Heading: Conviction Exceeds Legislative Intent

Text: [¶ 27] Schmidt contends that his prosecution exceeds the intent we may ascribe to the legislature with respect to the reach of the indecent liberties statute. In addressing this argument, it is contended that the simple exposure of an adult's intimate parts to a child should not be included within its reach. Such simple exposure may well be within its reach but we are dealing here with considerably more than simple exposure. This is an issue that we have visited frequently over the years, and it is one we will discuss further in Schmidt's constitutional challenges to the indecent liberties statute. We have opined in a related circumstance that it is not necessary that the child's private parts be subjected to the misconduct, and some acts, which may not be indecent in themselves, may be made so by words and circumstances.

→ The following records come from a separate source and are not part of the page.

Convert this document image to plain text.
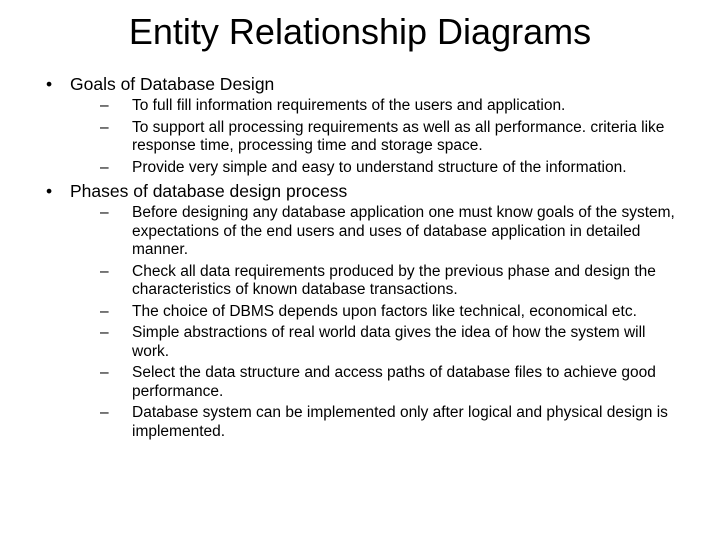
Entity Relationship Diagrams
•	Goals of Database Design
–	To full fill information requirements of the users and application.
–	To support all processing requirements as well as all performance. criteria like response time, processing time and storage space.
–	Provide very simple and easy to understand structure of the information.
•	Phases of database design process
–	Before designing any database application one must know goals of the system, expectations of the end users and uses of database application in detailed manner.
–	Check all data requirements produced by the previous phase and design the characteristics of known database transactions.
–	The choice of DBMS depends upon factors like technical, economical etc.
–	Simple abstractions of real world data gives the idea of how the system will work.
–	Select the data structure and access paths of database files to achieve good performance.
–	Database system can be implemented only after logical and physical design is implemented.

Roberts v. State, 912 P.2d 1110, 1112 (Wyo. 1996). We now specifically adopt that axiom to apply in the circumstances of this case, as well as other similar cases that may come our way. Before we move forward to other issues, we note that the indecent liberties statute has been a part of Wyoming law for almost 45 years. 1957 Wyo. Sess. Laws ch. 220, § 8. Regrettably, we have had far too many opportunities to construe the reach of that statute, and we have uniformly given it broad application. The circumstances proven at trial are unmistakably a violation of that statute, and any person of ordinary intelligence, including Schmidt, is capable of recognizing it as such.